The unreliable auntie

Why does the BBC so often fail to inform?

The BBC has a curious talent for producing unintended effects. You watch a programme, or read an article, and information is presented to you — but rather than being informed you end up being suspicious. “What am I meant to do with this information?”

For example, here comes an article on “refugee trauma” by Osob Elmi and Pete Simson. There has been a lot of talk, the authors write, about “how much it costs to keep [refugees] housed once they arrive.” “There is another cost, however,” they continue, “And that is to the mental health of those who have suffered severe trauma in the process of travelling to the UK, according members [sic] of Bristol’s largest growing migrant community.”
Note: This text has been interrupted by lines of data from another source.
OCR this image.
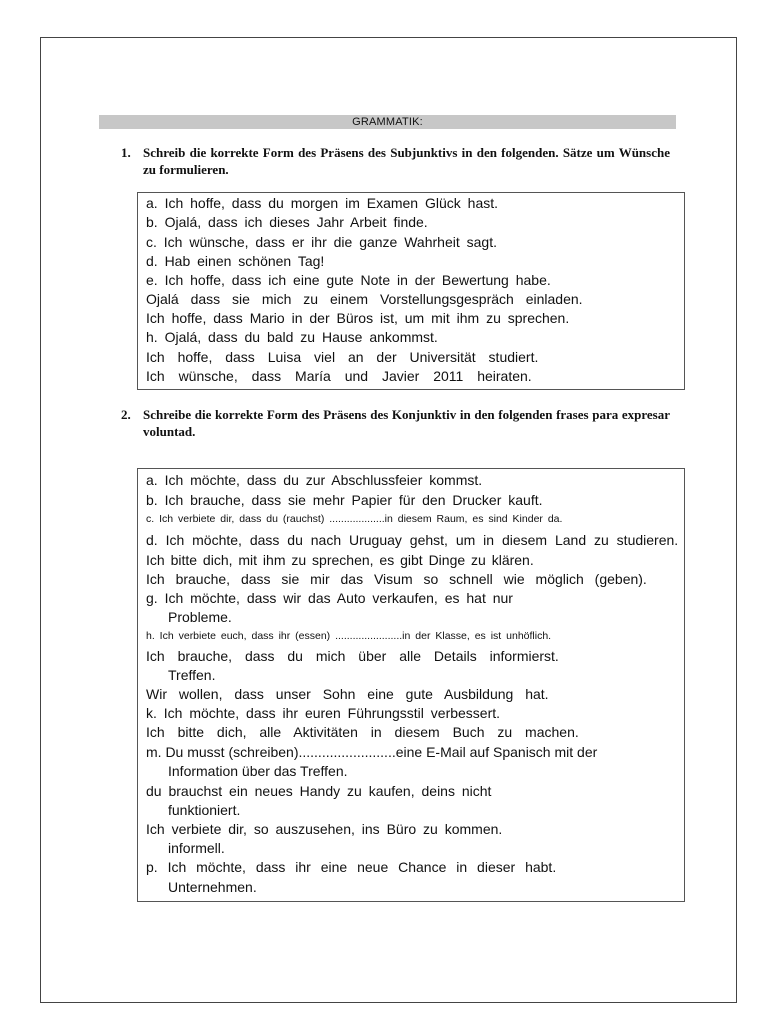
GRAMMATIK:
1. Schreib die korrekte Form des Präsens des Subjunktivs in den folgenden. Sätze um Wünsche zu formulieren.
a. Ich hoffe, dass du morgen im Examen Glück hast.
b. Ojalá, dass ich dieses Jahr Arbeit finde.
c. Ich wünsche, dass er ihr die ganze Wahrheit sagt.
d. Hab einen schönen Tag!
e. Ich hoffe, dass ich eine gute Note in der Bewertung habe.
Ojalá dass sie mich zu einem Vorstellungsgespräch einladen.
Ich hoffe, dass Mario in der Büros ist, um mit ihm zu sprechen.
h. Ojalá, dass du bald zu Hause ankommst.
Ich hoffe, dass Luisa viel an der Universität studiert.
Ich wünsche, dass María und Javier 2011 heiraten.
2. Schreibe die korrekte Form des Präsens des Konjunktiv in den folgenden frases para expresar voluntad.
a. Ich möchte, dass du zur Abschlussfeier kommst.
b. Ich brauche, dass sie mehr Papier für den Drucker kauft.
c. Ich verbiete dir, dass du (rauchst) ...................in diesem Raum, es sind Kinder da.
d. Ich möchte, dass du nach Uruguay gehst, um in diesem Land zu studieren.
Ich bitte dich, mit ihm zu sprechen, es gibt Dinge zu klären.
Ich brauche, dass sie mir das Visum so schnell wie möglich (geben).
g. Ich möchte, dass wir das Auto verkaufen, es hat nur
Probleme.
h. Ich verbiete euch, dass ihr (essen) .......................in der Klasse, es ist unhöflich.
Ich brauche, dass du mich über alle Details informierst.
Treffen.
Wir wollen, dass unser Sohn eine gute Ausbildung hat.
k. Ich möchte, dass ihr euren Führungsstil verbessert.
Ich bitte dich, alle Aktivitäten in diesem Buch zu machen.
m. Du musst (schreiben).........................eine E-Mail auf Spanisch mit der
Information über das Treffen.
du brauchst ein neues Handy zu kaufen, deins nicht
funktioniert.
Ich verbiete dir, so auszusehen, ins Büro zu kommen.
informell.
p. Ich möchte, dass ihr eine neue Chance in dieser habt.
Unternehmen.
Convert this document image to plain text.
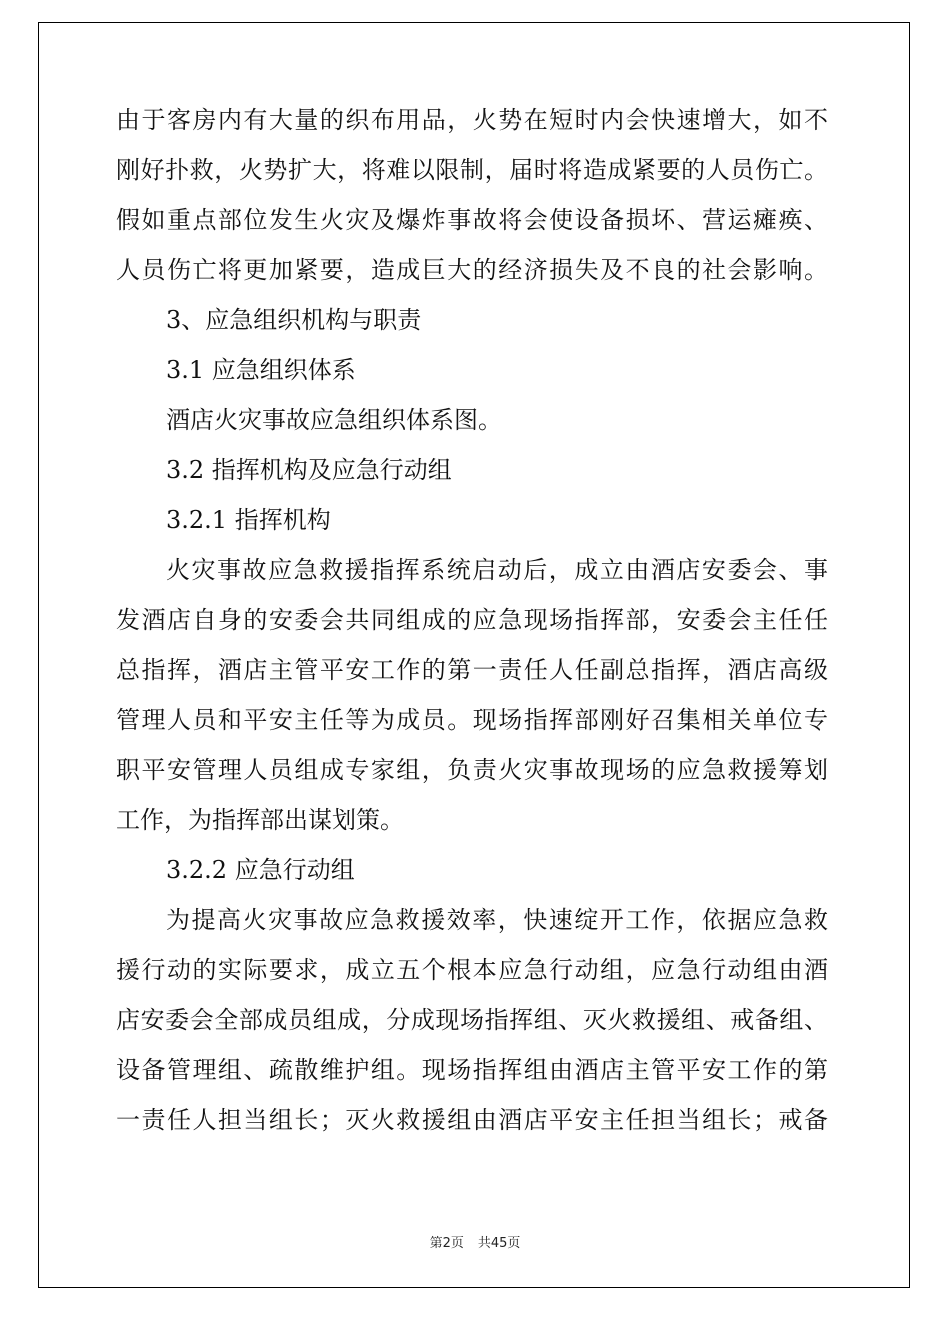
由于客房内有大量的织布用品，火势在短时内会快速增大，如不
刚好扑救，火势扩大，将难以限制，届时将造成紧要的人员伤亡。
假如重点部位发生火灾及爆炸事故将会使设备损坏、营运瘫痪、
人员伤亡将更加紧要，造成巨大的经济损失及不良的社会影响。
3、应急组织机构与职责
3.1 应急组织体系
酒店火灾事故应急组织体系图。
3.2 指挥机构及应急行动组
3.2.1 指挥机构
火灾事故应急救援指挥系统启动后，成立由酒店安委会、事
发酒店自身的安委会共同组成的应急现场指挥部，安委会主任任
总指挥，酒店主管平安工作的第一责任人任副总指挥，酒店高级
管理人员和平安主任等为成员。现场指挥部刚好召集相关单位专
职平安管理人员组成专家组，负责火灾事故现场的应急救援筹划
工作，为指挥部出谋划策。
3.2.2 应急行动组
为提高火灾事故应急救援效率，快速绽开工作，依据应急救
援行动的实际要求，成立五个根本应急行动组，应急行动组由酒
店安委会全部成员组成，分成现场指挥组、灭火救援组、戒备组、
设备管理组、疏散维护组。现场指挥组由酒店主管平安工作的第
一责任人担当组长；灭火救援组由酒店平安主任担当组长；戒备
第2页 共45页
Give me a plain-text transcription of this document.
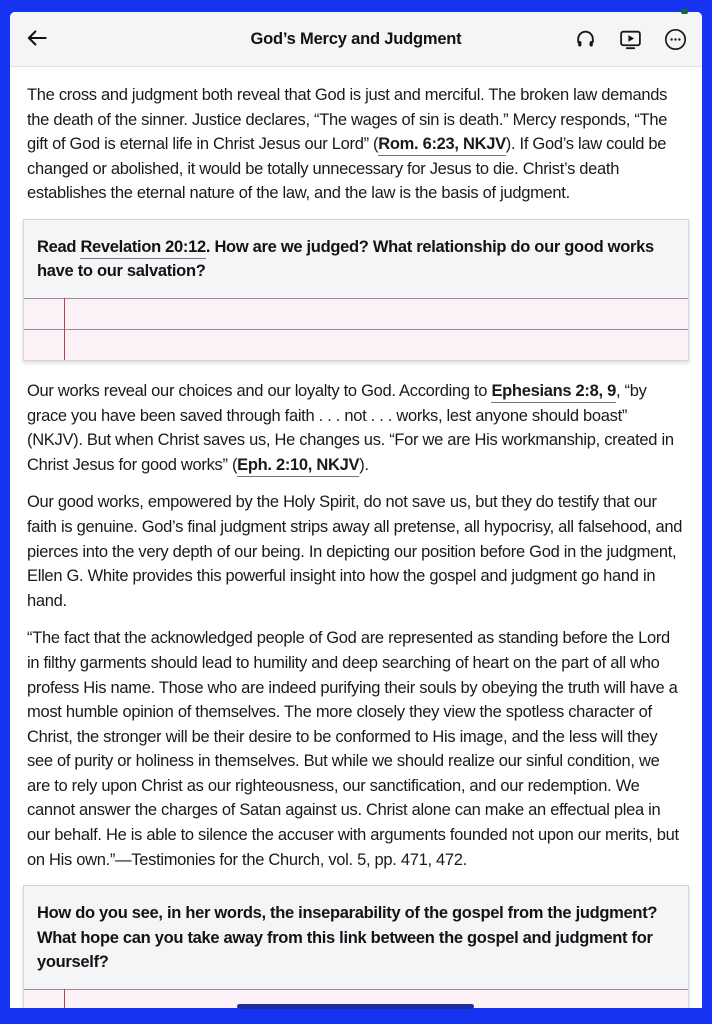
God’s Mercy and Judgment

The cross and judgment both reveal that God is just and merciful. The broken law demands the death of the sinner. Justice declares, “The wages of sin is death.” Mercy responds, “The gift of God is eternal life in Christ Jesus our Lord” (Rom. 6:23, NKJV). If God’s law could be changed or abolished, it would be totally unnecessary for Jesus to die. Christ’s death establishes the eternal nature of the law, and the law is the basis of judgment.

Read Revelation 20:12. How are we judged? What relationship do our good works have to our salvation?

Our works reveal our choices and our loyalty to God. According to Ephesians 2:8, 9, “by grace you have been saved through faith . . . not . . . works, lest anyone should boast” (NKJV). But when Christ saves us, He changes us. “For we are His workmanship, created in Christ Jesus for good works” (Eph. 2:10, NKJV).

Our good works, empowered by the Holy Spirit, do not save us, but they do testify that our faith is genuine. God’s final judgment strips away all pretense, all hypocrisy, all falsehood, and pierces into the very depth of our being. In depicting our position before God in the judgment, Ellen G. White provides this powerful insight into how the gospel and judgment go hand in hand.

“The fact that the acknowledged people of God are represented as standing before the Lord in filthy garments should lead to humility and deep searching of heart on the part of all who profess His name. Those who are indeed purifying their souls by obeying the truth will have a most humble opinion of themselves. The more closely they view the spotless character of Christ, the stronger will be their desire to be conformed to His image, and the less will they see of purity or holiness in themselves. But while we should realize our sinful condition, we are to rely upon Christ as our righteousness, our sanctification, and our redemption. We cannot answer the charges of Satan against us. Christ alone can make an effectual plea in our behalf. He is able to silence the accuser with arguments founded not upon our merits, but on His own.”—Testimonies for the Church, vol. 5, pp. 471, 472.

How do you see, in her words, the inseparability of the gospel from the judgment? What hope can you take away from this link between the gospel and judgment for yourself?
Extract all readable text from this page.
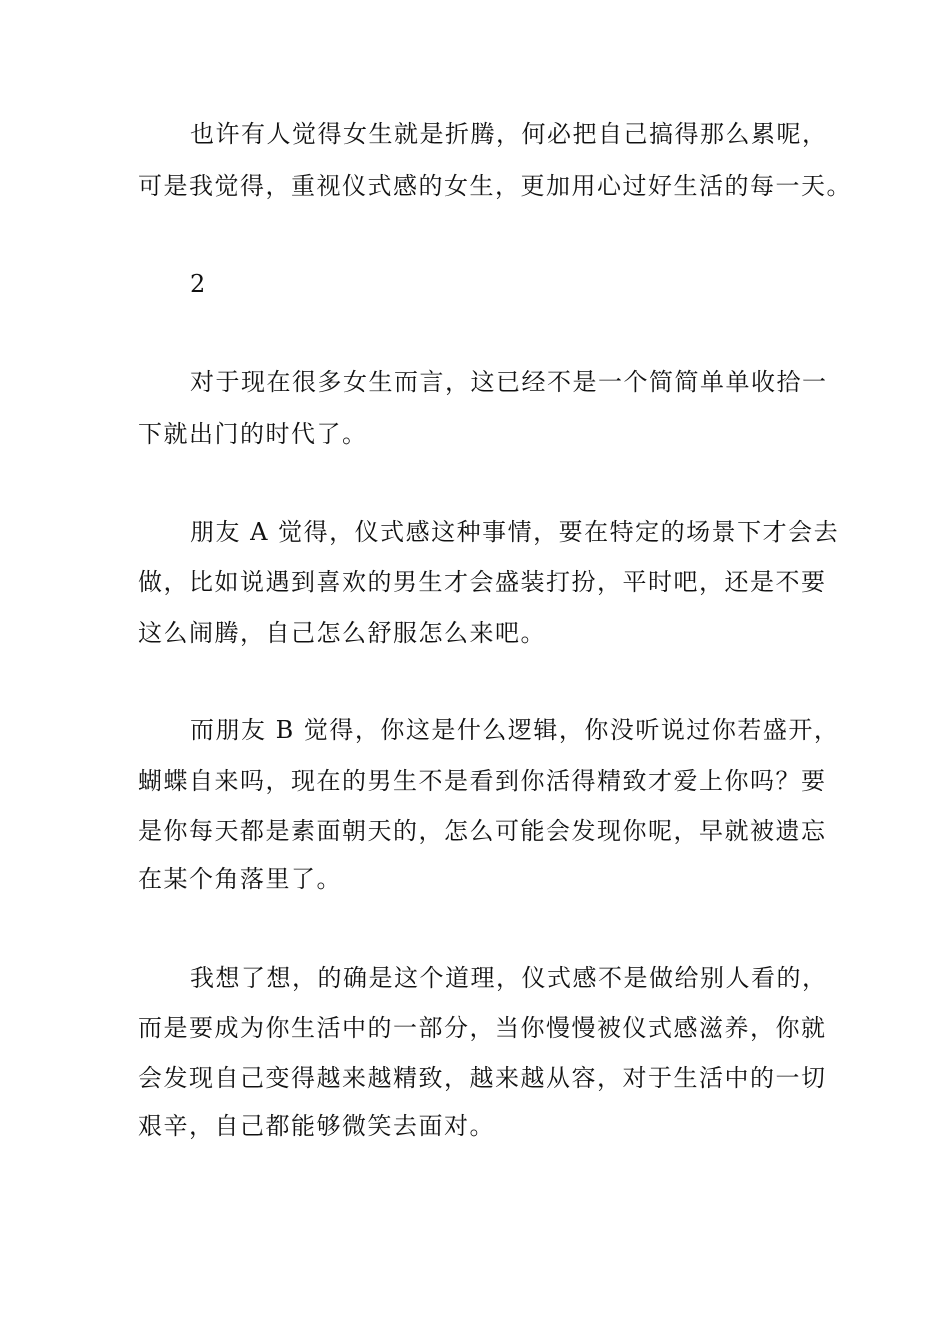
也许有人觉得女生就是折腾，何必把自己搞得那么累呢，

可是我觉得，重视仪式感的女生，更加用心过好生活的每一天。

2

对于现在很多女生而言，这已经不是一个简简单单收拾一

下就出门的时代了。

朋友 A 觉得，仪式感这种事情，要在特定的场景下才会去

做，比如说遇到喜欢的男生才会盛装打扮，平时吧，还是不要

这么闹腾，自己怎么舒服怎么来吧。

而朋友 B 觉得，你这是什么逻辑，你没听说过你若盛开，

蝴蝶自来吗，现在的男生不是看到你活得精致才爱上你吗？要

是你每天都是素面朝天的，怎么可能会发现你呢，早就被遗忘

在某个角落里了。

我想了想，的确是这个道理，仪式感不是做给别人看的，

而是要成为你生活中的一部分，当你慢慢被仪式感滋养，你就

会发现自己变得越来越精致，越来越从容，对于生活中的一切

艰辛，自己都能够微笑去面对。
I’m sure that’s the case! Emigration, as a refugee, adds trauma to the trauma that has led one to depart. Still, the piece raises some questions that I’m not sure the authors meant to be asked. Among the Somali Bristolians they spoke to is a woman who “was six months’ pregnant when she arrived in the UK in April 2014, seeking a better life for her children.” She “sought asylum and waited for seven years for her legal documents to be processed, with no financial support.” 

Now, I understand people travelling in search of a better life. I did the same, after all, and I’m sure my life prior to emigrating was much easier than this woman’s was in Somalia. But either the authors have done her a cruel injustice by excluding information relevant to her case or she has contradicted herself. People “seeking a better life” are not refugees. Refugees are people fleeing persecution on the basis of their race, religion, nationality, sex, sexuality or political opinions. That is an important difference — but one the authors have rather carelessly obscured. That this woman had three children, on which basis she was apparently “granted her British citizenship”, and then brought five of her six children in Somalia to the UK only makes this presentation of her story more annoying.

But it is not the worst example in the piece. Another woman, we are informed, “is calling for the government to implement a “safer” process to help families and couples to reunite.” Elmi and Simson tell us:

Her daughter Amal Abdi was murdered by her son-in-law Abdirashid Khadar in Bristol in 2015 after he travelled to the UK illegally. 

Wait. Excuse me? 

She believes the trauma of the journey “desensitised” him. Mrs Ahmed said: “[Abdi] saw people dying — people who died who were thrown off the boat and into the sea. He saw people who were hungry in a deserted place ending up eating flesh. When they entered Libya, he was held captive for a long time underground, his throat was slit. So, when he saw all that he became desensitised. He doesn’t see killing as anything important so it became easy for him to kill my daughter.”

It is beyond doubt that travelling from Africa to Europe is a traumatic experience. It is also understandable that a mother would try to make sense of the death of her child. Still, I fear that this example is downright insulting to the refugees who undergo a traumatic experience and do not become depraved calculating killers.

More detail is useful here. Abdirashid Khadar, a 22-year-old Somali man, separated from Amal Abdi, a 21-year-old, soon after his arrival in Britain. (This was in 2015, and the pair were married in 2010, which would have made them 18 and 17 at the very oldest.) She asked him for a divorce. Khadar lured her to their flat by saying that relatives had visited. Then he stabbed Amal repeatedly with three different knives. Some reports suggest that she was also strangled and bitten. She was several months pregnant at the time. 

Is this sort of man you want entering your country?

At no point, according to the police, did Khadar express remorse. I ask you — whatever suffering he experienced before his arrival in the UK, is this sort of man you want entering your country? It is presented to us as an argument for making immigration easier but it looks very much like the opposite. If Khadar had not gained entrance to Britain, after all, this appalling crime would not have happened. What a strange — indeed perverse — example for the authors to choose. 

Again, as if this was not enough, the authors provide no evidence that Khadar sought asylum. It is very understandable that men and women want to join their spouses in their new host nations but that does not make them refugees, and the subject of the article is “refugee trauma”.

For the national broadcaster — funded by the taxpayer — to be fudging the difference is shameful. But it is also unsurprising. After all, to step outside of their biases and be clear about distinctions would be too informative.